Crédit photo : Aurélie Hirschler

Rapidement des enseignants et personnels de l’école se sont organisés pour retirer, une par une, les centaines de chiques sous les pieds de Janvier. Ils ont désinfecté les plaies et appliqué de l’huile sur la peau ouverte à vif. Janvier n’était pas le seul enfant à bénéficier de leur aide, et les collègues se sont mobilisés pour que ces élèves n’aient pas à marcher jusqu’à chez eux ce soir-là, mais pour qu’ils puissent rester au centre de santé. Nos professeurs sont en classe pour enseigner, mais leur engagement les amène également à marcher sur ces sentiers étroits et sales, afin de rencontrer les élèves dans leurs familles. Ils salissent leurs chaussures et abîment les semelles. Les pieds de nos enseignants, bien qu’équipés de chaussures, sont forts. Les pieds de nos enseignants sont beaux.

Et tes pieds, ça va ?

Crédit photo : Aurélie Hirschler

J’ai été spectatrice de cette scène telle que je vous l’ai décrite. Ce n’est pas une histoire figée, c’est une histoire qui s’inscrit dans un contexte que j’apprends jour après jour à aimer, un contexte que j’apprends jour après jour à appréhender. Nos repères et nos habitudes sont si relatifs ! Nos définitions sont si relatives ! Qu’est-ce qui est bon pour Janvier ? Certains disent des chaussures, d’autres parlent de la paix avec ses frères. Qu’est-ce qui est juste pour nos enfants ? Certains disent des pieds chaussés, d’autres parlent d’un accès à l’éducation. Qu’estce qui est acceptable de la part des donateurs étrangers ? Certains disent des équipements et des infrastructures, d’autres parlent de relations et d’édification. Et vous, lecteurs, que pensez-vous ? Pourrions-nous ne pas nous précipiter dans nos analyses et nos conclusions ?
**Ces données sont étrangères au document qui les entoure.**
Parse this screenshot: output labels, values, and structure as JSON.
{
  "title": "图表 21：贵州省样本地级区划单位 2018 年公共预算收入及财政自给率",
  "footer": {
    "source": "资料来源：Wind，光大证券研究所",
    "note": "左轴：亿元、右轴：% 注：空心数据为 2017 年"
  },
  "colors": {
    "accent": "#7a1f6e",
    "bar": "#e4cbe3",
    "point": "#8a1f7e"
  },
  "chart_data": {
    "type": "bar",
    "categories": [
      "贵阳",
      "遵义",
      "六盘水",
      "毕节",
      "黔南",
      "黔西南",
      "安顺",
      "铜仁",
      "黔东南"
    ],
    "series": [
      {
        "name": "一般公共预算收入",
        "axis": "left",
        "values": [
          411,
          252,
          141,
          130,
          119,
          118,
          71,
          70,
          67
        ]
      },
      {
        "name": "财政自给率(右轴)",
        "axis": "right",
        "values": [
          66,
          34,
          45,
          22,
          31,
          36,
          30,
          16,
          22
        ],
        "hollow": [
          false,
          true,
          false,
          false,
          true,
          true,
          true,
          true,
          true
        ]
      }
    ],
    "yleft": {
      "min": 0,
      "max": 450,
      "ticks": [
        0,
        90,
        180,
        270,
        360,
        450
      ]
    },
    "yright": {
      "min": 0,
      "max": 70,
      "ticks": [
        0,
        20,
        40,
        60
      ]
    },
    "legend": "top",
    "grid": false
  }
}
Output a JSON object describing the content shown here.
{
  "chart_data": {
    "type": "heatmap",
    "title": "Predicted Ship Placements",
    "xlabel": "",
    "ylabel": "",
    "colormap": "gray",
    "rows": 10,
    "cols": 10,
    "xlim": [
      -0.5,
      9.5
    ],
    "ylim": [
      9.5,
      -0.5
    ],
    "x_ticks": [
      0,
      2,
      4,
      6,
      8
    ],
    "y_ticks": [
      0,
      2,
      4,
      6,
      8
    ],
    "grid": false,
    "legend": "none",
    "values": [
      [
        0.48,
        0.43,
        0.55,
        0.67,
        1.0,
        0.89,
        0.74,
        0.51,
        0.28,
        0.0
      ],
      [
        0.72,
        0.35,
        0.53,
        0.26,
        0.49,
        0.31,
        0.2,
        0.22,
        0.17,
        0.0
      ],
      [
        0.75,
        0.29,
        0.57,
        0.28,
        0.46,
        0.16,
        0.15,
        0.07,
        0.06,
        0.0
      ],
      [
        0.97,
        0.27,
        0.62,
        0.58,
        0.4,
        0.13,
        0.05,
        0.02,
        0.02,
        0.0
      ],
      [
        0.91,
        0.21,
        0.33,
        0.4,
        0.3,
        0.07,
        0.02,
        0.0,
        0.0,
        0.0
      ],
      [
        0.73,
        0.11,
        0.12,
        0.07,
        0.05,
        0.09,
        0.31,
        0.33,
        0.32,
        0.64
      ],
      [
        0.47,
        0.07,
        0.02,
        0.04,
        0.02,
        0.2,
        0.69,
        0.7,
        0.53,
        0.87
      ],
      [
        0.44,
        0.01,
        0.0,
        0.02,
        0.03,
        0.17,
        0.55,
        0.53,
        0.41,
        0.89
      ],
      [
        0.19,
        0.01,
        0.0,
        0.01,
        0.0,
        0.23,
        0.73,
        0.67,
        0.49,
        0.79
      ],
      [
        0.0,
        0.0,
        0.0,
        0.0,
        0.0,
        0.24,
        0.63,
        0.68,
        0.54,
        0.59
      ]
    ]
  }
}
Heureusement que la Parole de Dieu dépasse les époques et les lieux. C’est ma foi en Jésus-Christ qui me sert de boussole. « On te l’a enseigné, ô homme, ô femme, ce qui est bien et ce que l’Éternel attend de toi : c’est que tu te conduises avec droiture, que tu prennes plaisir à la bonté et que tu vives dans l’humilité avec ton Dieu » (Michée 6.8). J’aimerais que mes pieds soient forts, car enracinés dans la Vérité.

J’aimerais que mes pieds soient beaux, car humblement au service des enfants, des adolescents, des adultes autour de moi.